FLRW spaces as submanifolds of $\mathbb{R}^6$: restriction to the Klein-Gordon operator

TL;DR

This paper explores how FLRW spacetimes can be embedded in six-dimensional space and relates the Laplace-Beltrami operator in this setting to the Klein-Gordon operator on these spacetimes, providing new insights into scalar fields and curvature.

Contribution

It establishes a connection between the Laplace-Beltrami operator in six-dimensional space and the Klein-Gordon operator on FLRW spacetimes, including a formula for the Ricci scalar.

Findings

Derived a formula for the Ricci scalar in terms of the embedding function

Linked solutions of the 6D wave equation to Klein-Gordon solutions in FLRW

Provided a geometric interpretation of scalar fields in FLRW as submanifolds

Abstract

The FLRW spacetimes can be realized as submanifolds of $\mathbb{R}^6$. In this paper we relate the Laplace-Beltrami operator for an homogeneous scalar field $\phi$ of $\mathbb{R}^6$ to its explicit restriction on FLRW spacetimes.

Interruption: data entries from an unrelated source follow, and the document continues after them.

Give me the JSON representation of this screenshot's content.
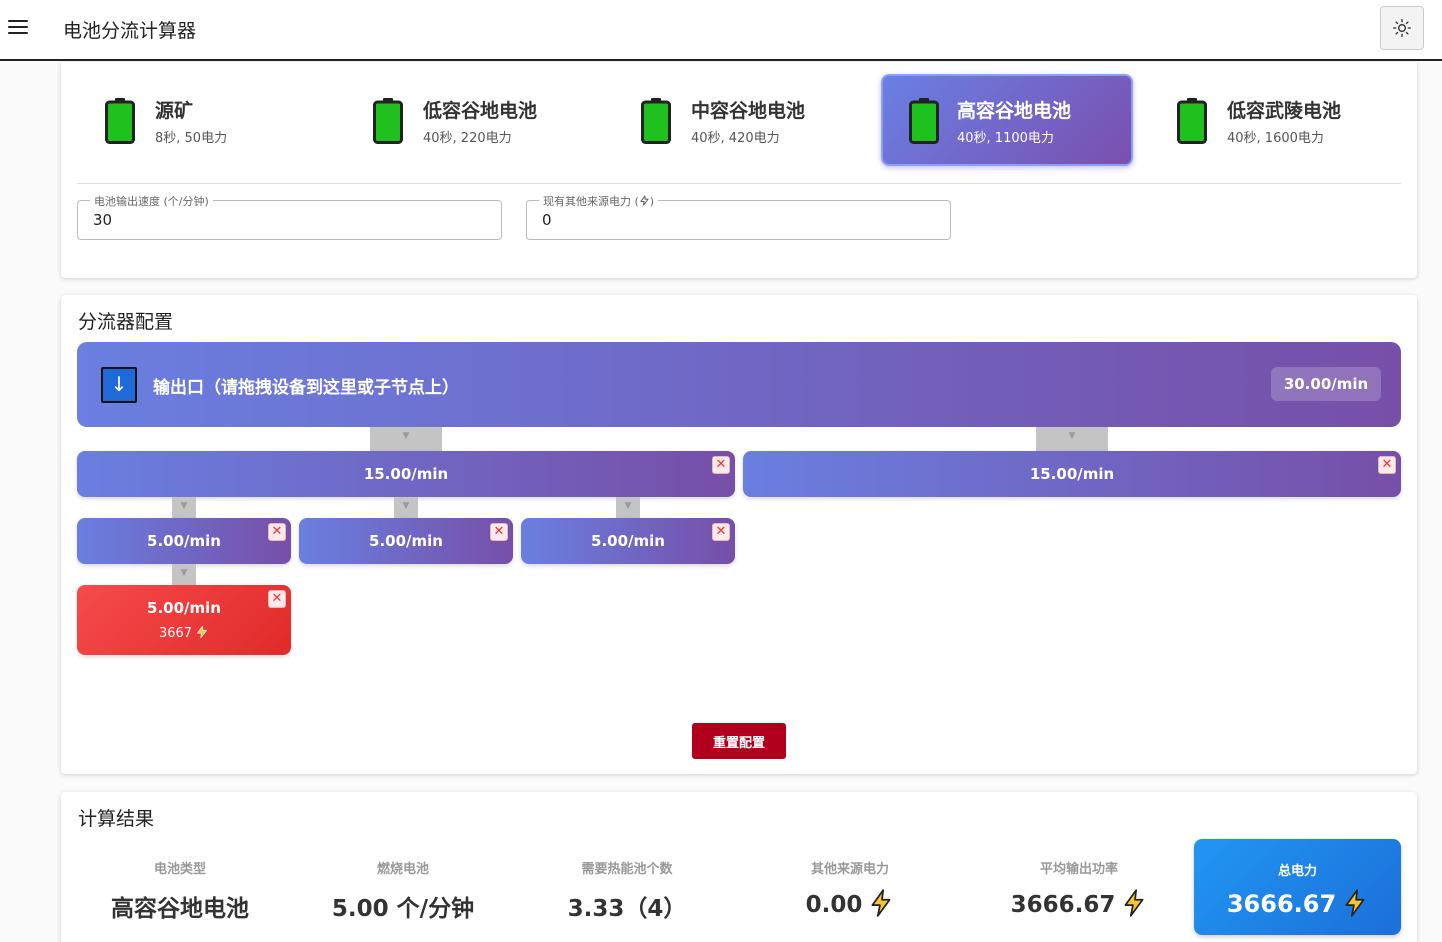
{
  "header": {
    "title": "电池分流计算器"
  },
  "batteries": [
    {
      "name": "源矿",
      "desc": "8秒, 50电力",
      "selected": false
    },
    {
      "name": "低容谷地电池",
      "desc": "40秒, 220电力",
      "selected": false
    },
    {
      "name": "中容谷地电池",
      "desc": "40秒, 420电力",
      "selected": false
    },
    {
      "name": "高容谷地电池",
      "desc": "40秒, 1100电力",
      "selected": true
    },
    {
      "name": "低容武陵电池",
      "desc": "40秒, 1600电力",
      "selected": false
    }
  ],
  "inputs": {
    "output_speed_label": "电池输出速度 (个/分钟)",
    "output_speed_value": "30",
    "other_power_label": "现有其他来源电力 (",
    "other_power_label_end": ")",
    "other_power_value": "0"
  },
  "splitter": {
    "title": "分流器配置",
    "output_label": "输出口（请拖拽设备到这里或子节点上）",
    "output_rate": "30.00/min",
    "level1": [
      {
        "rate": "15.00/min"
      },
      {
        "rate": "15.00/min"
      }
    ],
    "level2": [
      {
        "rate": "5.00/min"
      },
      {
        "rate": "5.00/min"
      },
      {
        "rate": "5.00/min"
      }
    ],
    "level3": [
      {
        "rate": "5.00/min",
        "power": "3667"
      }
    ],
    "close_symbol": "✕",
    "arrow_symbol": "▼",
    "out_arrow": "↓",
    "reset_label": "重置配置"
  },
  "results": {
    "title": "计算结果",
    "stats": [
      {
        "label": "电池类型",
        "value": "高容谷地电池",
        "bolt": false
      },
      {
        "label": "燃烧电池",
        "value": "5.00 个/分钟",
        "bolt": false
      },
      {
        "label": "需要热能池个数",
        "value": "3.33（4）",
        "bolt": false
      },
      {
        "label": "其他来源电力",
        "value": "0.00",
        "bolt": true
      },
      {
        "label": "平均输出功率",
        "value": "3666.67",
        "bolt": true
      }
    ],
    "total_label": "总电力",
    "total_value": "3666.67"
  },
  "colors": {
    "accent_gradient_start": "#6a7fe0",
    "accent_gradient_end": "#764fa8",
    "battery_green": "#1fc11f",
    "danger": "#e12a2a",
    "reset_button": "#b0001e",
    "total_blue": "#2196f3"
  },
  "icons": {
    "menu": "menu-icon",
    "theme": "sun-icon",
    "battery": "battery-icon",
    "bolt": "lightning-icon",
    "output": "arrow-down-icon",
    "close": "close-icon"
  }
}
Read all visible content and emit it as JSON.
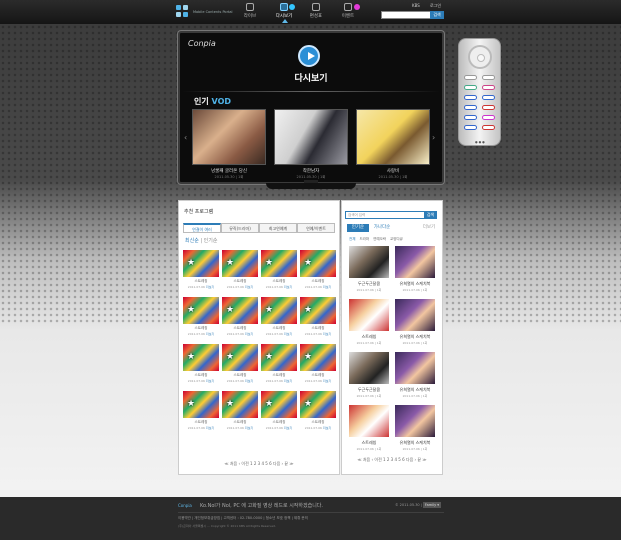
{
  "header": {
    "logo_text": "Mobile Contents Portal",
    "nav": [
      {
        "label": "라이브"
      },
      {
        "label": "다시보기"
      },
      {
        "label": "편성표"
      },
      {
        "label": "이벤트"
      }
    ],
    "top_links": {
      "kbs": "KBS",
      "login": "로그인"
    },
    "search_button": "검색"
  },
  "tv": {
    "brand": "Conpia",
    "title": "다시보기",
    "popular_label": "인기",
    "popular_accent": "VOD",
    "vod_items": [
      {
        "caption": "넝쿨째 굴러온 당신",
        "date": "2011.05.30 | 1회"
      },
      {
        "caption": "착한남자",
        "date": "2011.05.30 | 1회"
      },
      {
        "caption": "사랑비",
        "date": "2011.05.30 | 1회"
      }
    ]
  },
  "left_panel": {
    "title": "추천 프로그램",
    "tabs": [
      "연결이 여러",
      "뮤직(드라마)",
      "최고연예계",
      "연예/이벤트"
    ],
    "sort": {
      "active": "최신순",
      "other": "| 인기순"
    },
    "items": [
      {
        "title": "스트레칭",
        "date": "2011.07.06",
        "flag": "더보기"
      },
      {
        "title": "스트레칭",
        "date": "2011.07.06",
        "flag": "더보기"
      },
      {
        "title": "스트레칭",
        "date": "2011.07.06",
        "flag": "더보기"
      },
      {
        "title": "스트레칭",
        "date": "2011.07.06",
        "flag": "더보기"
      },
      {
        "title": "스트레칭",
        "date": "2011.07.06",
        "flag": "더보기"
      },
      {
        "title": "스트레칭",
        "date": "2011.07.06",
        "flag": "더보기"
      },
      {
        "title": "스트레칭",
        "date": "2011.07.06",
        "flag": "더보기"
      },
      {
        "title": "스트레칭",
        "date": "2011.07.06",
        "flag": "더보기"
      },
      {
        "title": "스트레칭",
        "date": "2011.07.06",
        "flag": "더보기"
      },
      {
        "title": "스트레칭",
        "date": "2011.07.06",
        "flag": "더보기"
      },
      {
        "title": "스트레칭",
        "date": "2011.07.06",
        "flag": "더보기"
      },
      {
        "title": "스트레칭",
        "date": "2011.07.06",
        "flag": "더보기"
      },
      {
        "title": "스트레칭",
        "date": "2011.07.06",
        "flag": "더보기"
      },
      {
        "title": "스트레칭",
        "date": "2011.07.06",
        "flag": "더보기"
      },
      {
        "title": "스트레칭",
        "date": "2011.07.06",
        "flag": "더보기"
      },
      {
        "title": "스트레칭",
        "date": "2011.07.06",
        "flag": "더보기"
      }
    ],
    "pager": "≪ 처음 ‹ 이전  1  2  3  4  5  6  다음 ›  끝 ≫"
  },
  "right_panel": {
    "search_placeholder": "검색어 입력",
    "search_button": "검색",
    "tabs": [
      "인기순",
      "가나다순",
      "더보기"
    ],
    "categories": [
      "전체",
      "드라마",
      "연예오락",
      "교양다큐"
    ],
    "items": [
      {
        "title": "두근두근달콤",
        "date": "2011.07.06 | 1회"
      },
      {
        "title": "유희열의 스케치북",
        "date": "2011.07.06 | 1회"
      },
      {
        "title": "스트레칭",
        "date": "2011.07.06 | 1회"
      },
      {
        "title": "유희열의 스케치북",
        "date": "2011.07.06 | 1회"
      },
      {
        "title": "두근두근달콤",
        "date": "2011.07.06 | 1회"
      },
      {
        "title": "유희열의 스케치북",
        "date": "2011.07.06 | 1회"
      },
      {
        "title": "스트레칭",
        "date": "2011.07.06 | 1회"
      },
      {
        "title": "유희열의 스케치북",
        "date": "2011.07.06 | 1회"
      }
    ],
    "pager": "≪ 처음 ‹ 이전  1  2  3  4  5  6  다음 ›  끝 ≫"
  },
  "footer": {
    "logo": "Conpia",
    "slogan": "Ko.Nol가 Nol, PC 에 고화질 영상 레드로 시작하겠습니다.",
    "copyright": "© 2011.05.30 |",
    "family_button": "Family ▾",
    "links": "이용약관  |  개인정보취급방침  |  고객센터 : 02-780-0000  |  청소년 보호 정책  |  제휴 문의",
    "address": "(주)콘피아  서울특별시 ...  Copyright © 2011 KBS All Rights Reserved."
  },
  "colors": {
    "accent": "#2c7cb7",
    "tv_accent": "#4fb3e8",
    "footer": "#2a2a2a"
  }
}
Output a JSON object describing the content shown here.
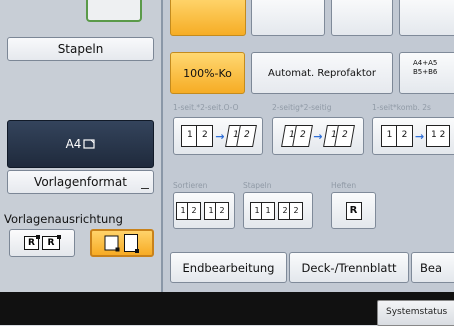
{
  "left": {
    "stapeln_label": "Stapeln",
    "paper_size_label": "A4",
    "vorlagenformat_label": "Vorlagenformat",
    "orientation_label": "Vorlagenausrichtung",
    "orientation_icon_letter": "R"
  },
  "right": {
    "reduce_enlarge_label": "100%-Ko",
    "auto_repro_label": "Automat. Reprofaktor",
    "preset_label_1": "A4+A5",
    "preset_label_2": "B5+B6",
    "duplex_labels": [
      "1-seit.*2-seit.O-O",
      "2-seitig*2-seitig",
      "1-seit*komb. 2s"
    ],
    "finishing_labels": [
      "Sortieren",
      "Stapeln",
      "Heften"
    ],
    "staple_icon_letter": "R",
    "tabs": [
      "Endbearbeitung",
      "Deck-/Trennblatt",
      "Bea"
    ]
  },
  "footer": {
    "system_status_label": "Systemstatus"
  }
}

We then make the link between the homogeneous solutions of the equation $\square_6 \phi = 0$ in $\mathbb{R}^6$ and those of the Klein-Gordon equation $(\square_{f} - \xi R^f + m^2)\phi^f=0 $ for the free field $\phi^f$ in the FLRW spacetime. We obtain as a byproduct a formula for the Ricci scalar of the FRLW spacetime in terms of the function $f$ defining this spacetime in $\mathbb{R}^6$.